When complete, OIS [Occupational Information System, being developed by the Department of Labor for Social Security to replace the Dictionary of Occupational Titles] : 
  • Will contain fewer than 1,000 occupations 
  • Will utilize the O*NET - Standard Occupational Classification (SOC) 
  • Will code occupations’ strength and skill requirements like the DOT but also include detailed information 
  • For manipulative requirements, will specify whether one or two hands are needed; reaching will include above shoulder level vs. at or below; and will include alternating sit/stand 
  • Will eventually include descriptors of the basic mental and cognitive work requirements. ...
     The problem with having fewer than 1,000 occupations in your OIS is that many, perhaps most, of the occupations described would actually be composites, covering disparate jobs performed in significantly different ways. Doing this makes makes the data presentation muddy. Many of the occupations will be done at the sedentary, light and medium exertional levels as well as at the skilled, semi-skilled and unskilled levels, depending upon how it's done at the exact employer. You can use such such muddy data to justify anything you want to justify. I fear that the ability to justify any desired result is exactly the point for Social Security. The agency can say that there are some jobs in a broad category that are performed at the sedentary level and that there are some jobs in that same broad category that are performed at the unskilled level without having to show that they are the same job. The "basic mental and cognitive work requirements" would be the least that is required by any employer rather than what is normally required by an employer. Instead of the horribly outdated DOT, we'd have a synthetic OIS that would give "answers" for which there would be no real world proof. Real people would be denied disability benefits based upon a "let them eat cake" OIS.

2 comments:

Anonymous said...

Trump quote "I'm generally not going to make a lot of the appointments that would normally be—because you don't need them," he says. "I mean, you look at some of these agencies, how massive they are, and it's totally unnecessary. They have hundreds of thousands of people."
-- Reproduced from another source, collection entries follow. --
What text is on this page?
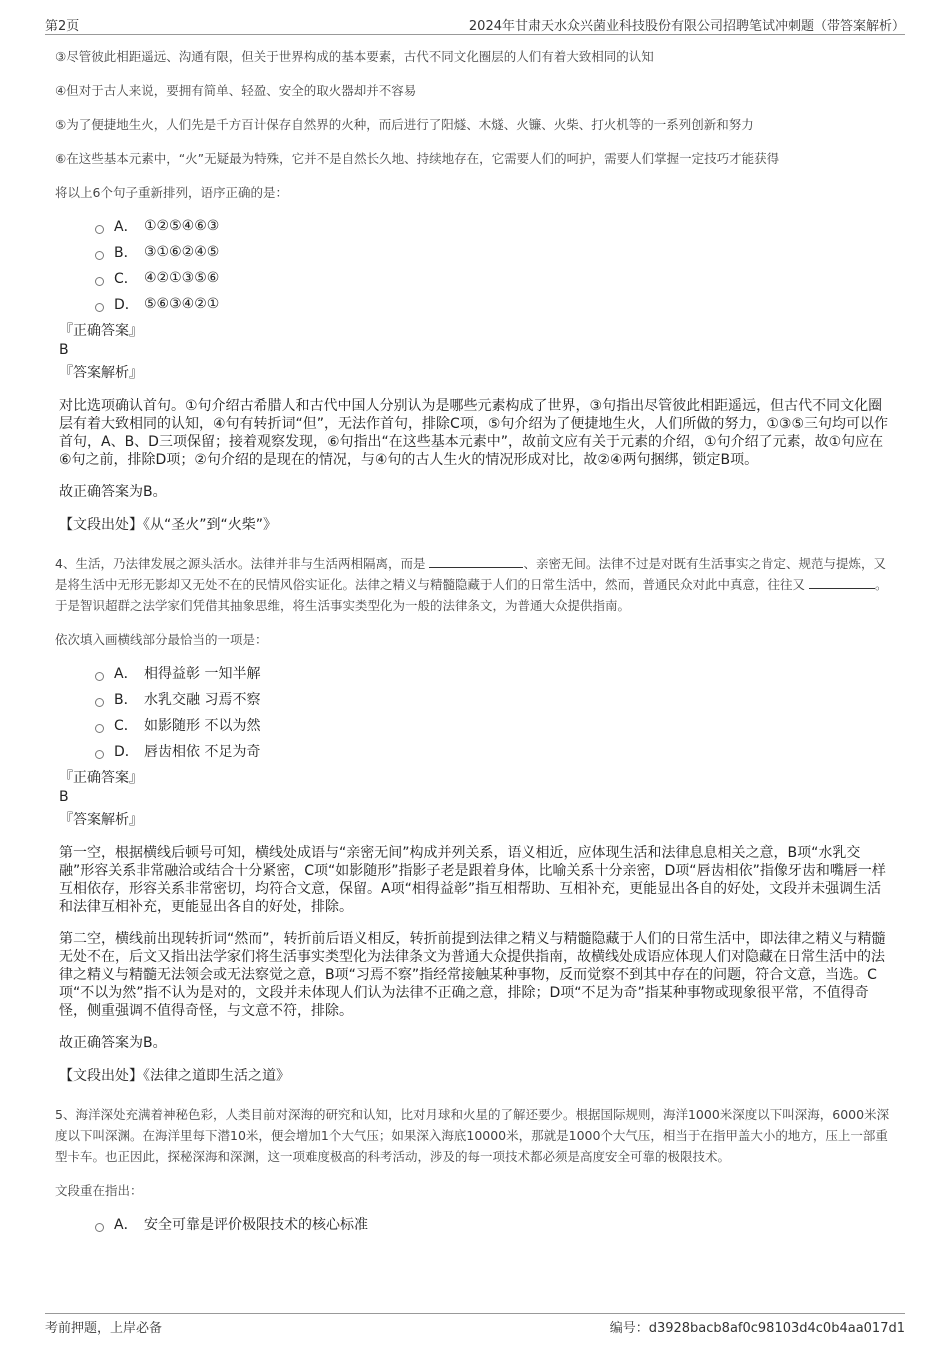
第2页	2024年甘肃天水众兴菌业科技股份有限公司招聘笔试冲刺题（带答案解析）

③尽管彼此相距遥远、沟通有限，但关于世界构成的基本要素，古代不同文化圈层的人们有着大致相同的认知

④但对于古人来说，要拥有简单、轻盈、安全的取火器却并不容易

⑤为了便捷地生火，人们先是千方百计保存自然界的火种，而后进行了阳燧、木燧、火镰、火柴、打火机等的一系列创新和努力

⑥在这些基本元素中，“火”无疑最为特殊，它并不是自然长久地、持续地存在，它需要人们的呵护，需要人们掌握一定技巧才能获得

将以上6个句子重新排列，语序正确的是：

A． ①②⑤④⑥③
B． ③①⑥②④⑤
C． ④②①③⑤⑥
D． ⑤⑥③④②①

『正确答案』

B

『答案解析』

对比选项确认首句。①句介绍古希腊人和古代中国人分别认为是哪些元素构成了世界，③句指出尽管彼此相距遥远，但古代不同文化圈层有着大致相同的认知，④句有转折词“但”，无法作首句，排除C项，⑤句介绍为了便捷地生火，人们所做的努力，①③⑤三句均可以作首句，A、B、D三项保留；接着观察发现，⑥句指出“在这些基本元素中”，故前文应有关于元素的介绍，①句介绍了元素，故①句应在⑥句之前，排除D项；②句介绍的是现在的情况，与④句的古人生火的情况形成对比，故②④两句捆绑，锁定B项。

故正确答案为B。

【文段出处】《从“圣火”到“火柴”》

4、生活，乃法律发展之源头活水。法律并非与生活两相隔离，而是	、亲密无间。法律不过是对既有生活事实之肯定、规范与提炼，又是将生活中无形无影却又无处不在的民情风俗实证化。法律之精义与精髓隐藏于人们的日常生活中，然而，普通民众对此中真意，往往又	。于是智识超群之法学家们凭借其抽象思维，将生活事实类型化为一般的法律条文，为普通大众提供指南。

依次填入画横线部分最恰当的一项是：

A． 相得益彰 一知半解
B． 水乳交融 习焉不察
C． 如影随形 不以为然
D． 唇齿相依 不足为奇

『正确答案』

B

『答案解析』

第一空，根据横线后顿号可知，横线处成语与“亲密无间”构成并列关系，语义相近，应体现生活和法律息息相关之意，B项“水乳交融”形容关系非常融洽或结合十分紧密，C项“如影随形”指影子老是跟着身体，比喻关系十分亲密，D项“唇齿相依”指像牙齿和嘴唇一样互相依存，形容关系非常密切，均符合文意，保留。A项“相得益彰”指互相帮助、互相补充，更能显出各自的好处，文段并未强调生活和法律互相补充，更能显出各自的好处，排除。

第二空，横线前出现转折词“然而”，转折前后语义相反，转折前提到法律之精义与精髓隐藏于人们的日常生活中，即法律之精义与精髓无处不在，后文又指出法学家们将生活事实类型化为法律条文为普通大众提供指南，故横线处成语应体现人们对隐藏在日常生活中的法律之精义与精髓无法领会或无法察觉之意，B项“习焉不察”指经常接触某种事物，反而觉察不到其中存在的问题，符合文意，当选。C项“不以为然”指不认为是对的，文段并未体现人们认为法律不正确之意，排除；D项“不足为奇”指某种事物或现象很平常，不值得奇怪，侧重强调不值得奇怪，与文意不符，排除。

故正确答案为B。

【文段出处】《法律之道即生活之道》

5、海洋深处充满着神秘色彩，人类目前对深海的研究和认知，比对月球和火星的了解还要少。根据国际规则，海洋1000米深度以下叫深海，6000米深度以下叫深渊。在海洋里每下潜10米，便会增加1个大气压；如果深入海底10000米，那就是1000个大气压，相当于在指甲盖大小的地方，压上一部重型卡车。也正因此，探秘深海和深渊，这一项难度极高的科考活动，涉及的每一项技术都必须是高度安全可靠的极限技术。

文段重在指出：

A． 安全可靠是评价极限技术的核心标准
考前押题，上岸必备	编号：d3928bacb8af0c98103d4c0b4aa017d1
... we're not getting a Commissioner

https://www.forbes.com/donald-trump/exclusive-interview/#1136c327bdec

Anonymous said...

Who, in their right mind, would want to be commissioner?

On the topic of the story, I feel that most positions are composites, and there has never been any "real world" proof for DOT or OIS. The hardening of America makes getting these types of changes through. I expect things to get far worse before we see a turn around.